Payment processing in Android

Question

Assume that my company is PCI DSS complaint. I want to provide a custom view (in SDK library for Android) for payment processing to merchants who sell products via their Android mobile application.

The main goal is to make payment without giving access to merchant on payment details: card number or CVV.

My view will have inputs for the card number, expire date and CVV, but mobile payments SDK should make the card data unreadable for merchant APP. All this is explained here.

If I create a custom view for this task in the SDK library, how can I make sure, that a dishonest merchant won't unwrap my library, rewrite it and catch my payment calls to web service and log security data in his database.

How can I make sure, that calls to my payment web service are really made from my custom view?

Answer 1

This highly depends on the adversary you are proposing.

If by “unwrapping” you mean disassemble and patch, then you got yourself a threat model you can not defend against and here is why:

If you suppose they can disassemble and patch your code, they can basically do whatever they like - after all, it’s their application and they then use their own code that only appears to be yours.

Additionally, any secret you might use to verify a request came from a valid SDK instance (for example request signing) can be reverse engineered by such an adversary.

All in all, it’s the merchants application and they can run whatever code they like and it’s the consumers device you have no control of it’s running on.

This - by the way - is the reason that apps for payment are either from the operating systems vendor or a separate application that is linked to within the vendors app (for example Apple Pay, google wallet, PayPal).
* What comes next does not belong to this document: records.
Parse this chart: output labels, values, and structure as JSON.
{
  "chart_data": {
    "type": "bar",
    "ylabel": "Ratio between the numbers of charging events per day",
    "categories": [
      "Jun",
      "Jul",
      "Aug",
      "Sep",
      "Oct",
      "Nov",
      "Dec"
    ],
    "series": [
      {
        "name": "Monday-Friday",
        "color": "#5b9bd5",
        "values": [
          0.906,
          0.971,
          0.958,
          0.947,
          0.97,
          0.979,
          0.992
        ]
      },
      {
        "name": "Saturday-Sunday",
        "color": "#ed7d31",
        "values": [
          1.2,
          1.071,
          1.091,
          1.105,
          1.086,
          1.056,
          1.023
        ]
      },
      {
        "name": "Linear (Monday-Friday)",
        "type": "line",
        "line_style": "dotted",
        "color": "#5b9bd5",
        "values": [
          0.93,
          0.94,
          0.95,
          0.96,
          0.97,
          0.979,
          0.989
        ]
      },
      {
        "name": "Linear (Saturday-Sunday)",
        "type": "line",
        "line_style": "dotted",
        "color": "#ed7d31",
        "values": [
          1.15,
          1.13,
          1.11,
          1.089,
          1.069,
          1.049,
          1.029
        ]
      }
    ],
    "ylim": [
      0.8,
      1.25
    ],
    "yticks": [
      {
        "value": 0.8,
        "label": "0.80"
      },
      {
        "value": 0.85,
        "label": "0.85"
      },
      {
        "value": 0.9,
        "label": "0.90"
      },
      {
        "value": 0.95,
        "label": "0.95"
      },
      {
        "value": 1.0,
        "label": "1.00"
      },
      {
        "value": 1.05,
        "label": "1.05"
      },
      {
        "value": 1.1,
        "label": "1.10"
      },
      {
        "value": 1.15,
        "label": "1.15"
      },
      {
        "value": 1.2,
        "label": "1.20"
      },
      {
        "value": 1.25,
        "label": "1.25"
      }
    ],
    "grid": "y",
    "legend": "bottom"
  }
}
Additionally, just to be clear: rooted devices might very well be used to dump all data in memory, thus there is no complete security.

Also noteworthy: any communication with your back end should be TLS-secured, including certificate pinning within the app to counter any MITM attacks.

Implementation details are off topic here and I will not cover them - you might have better luck with that on SO.

Answer 2

If I create a custom view for this task in the SDK library, how can I make sure, that a dishonest merchant won't unwrap my library, rewrite it and catch my payment calls to web service and log security data in his database.

You need to understand one very simple rule that Raph Koster put very succintly

Never trust the client. Never put anything on the client. The client is in the hands of the enemy. Never ever ever forget this.

While Raph is talking about online gaming, it still applies to just about everything else. Especially this part you mentioned

The main goal is to make payment without giving access to merchant on payment details: card number or CVV.

You can't prevent that. If I develop an app with your SDK, I can collect and store whatever data I please. Reading between the lines, it sounds like you're selling your PCI-DSS in your SDK, but your clients will develop the app. Understand, people can (and routinely do) repackage Android apps all the time. It's trivial to do.

In other words, your business model won't work. The client, by definition, will have to collect the data first and then pass that data to you. If they elect to store that data (in potential violation of PCI-DSS) you can't stop them, and you would be in trouble should said client(s) get hacked and have that data stolen.